Moreover, Dr. Devereux noted that patients in the calcium channel blocker group not only had about one third less diabetes, they also had better high-density lipoprotein cholesterol and triglyceride levels, which he said again favors the “newer” calcium channel blocker–ACE inhibitor combination over the older combination of beta blocker and diuretic.

Several attendees speculated that the ASCOT-BPLA results will increase pressure on the JNC to back away from the thiazide-first recommendations in JNC-VII.

At the ACC press conferences, Dr.
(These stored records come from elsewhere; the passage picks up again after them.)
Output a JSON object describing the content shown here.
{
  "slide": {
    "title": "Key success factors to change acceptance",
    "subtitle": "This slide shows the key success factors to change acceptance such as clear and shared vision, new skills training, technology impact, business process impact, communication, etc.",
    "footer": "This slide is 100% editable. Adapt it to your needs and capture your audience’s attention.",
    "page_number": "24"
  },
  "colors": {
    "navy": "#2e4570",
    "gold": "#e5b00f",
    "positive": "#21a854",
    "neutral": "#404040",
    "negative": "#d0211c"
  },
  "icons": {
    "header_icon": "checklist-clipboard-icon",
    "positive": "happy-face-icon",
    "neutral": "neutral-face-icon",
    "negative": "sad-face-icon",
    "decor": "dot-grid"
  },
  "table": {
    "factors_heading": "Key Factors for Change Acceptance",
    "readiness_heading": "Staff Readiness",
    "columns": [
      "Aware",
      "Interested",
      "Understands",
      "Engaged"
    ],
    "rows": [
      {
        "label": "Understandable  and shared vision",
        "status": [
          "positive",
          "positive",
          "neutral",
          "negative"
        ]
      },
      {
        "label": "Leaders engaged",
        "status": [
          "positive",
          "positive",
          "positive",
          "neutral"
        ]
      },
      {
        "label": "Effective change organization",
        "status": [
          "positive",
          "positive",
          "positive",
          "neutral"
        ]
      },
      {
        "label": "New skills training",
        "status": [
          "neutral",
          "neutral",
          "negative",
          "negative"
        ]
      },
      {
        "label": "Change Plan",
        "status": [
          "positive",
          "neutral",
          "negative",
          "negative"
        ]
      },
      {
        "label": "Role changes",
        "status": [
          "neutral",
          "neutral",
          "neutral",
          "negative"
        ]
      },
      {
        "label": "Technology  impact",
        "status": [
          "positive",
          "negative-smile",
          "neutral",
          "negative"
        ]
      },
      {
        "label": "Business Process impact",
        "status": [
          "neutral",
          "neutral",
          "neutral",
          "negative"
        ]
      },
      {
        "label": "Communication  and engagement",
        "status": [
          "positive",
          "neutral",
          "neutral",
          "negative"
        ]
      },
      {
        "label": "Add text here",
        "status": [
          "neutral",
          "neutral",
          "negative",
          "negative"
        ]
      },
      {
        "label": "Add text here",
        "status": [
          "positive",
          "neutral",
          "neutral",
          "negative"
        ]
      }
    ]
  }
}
Severe noted that the U.K. guidelines recommend beta-blockers as first-line treatment, but he and his colleagues expect the U.K. guideline committee to “reevaluate beta-blockers as first-line treatment” in light of the ASCOT BPLA results. Dr. Sever said the ASCOT data raise “serious questions about the future of beta-blockers in the management of hypertension.”

The study was funded by Pfizer, Inc., in New York, the Servier Research Group in Paris, France, and Leo Laboratories in Copenhagen, Denmark.

ACC 2005 Annual Scientific Session: Late-breaking clinical trials. Presented March 8, 2005.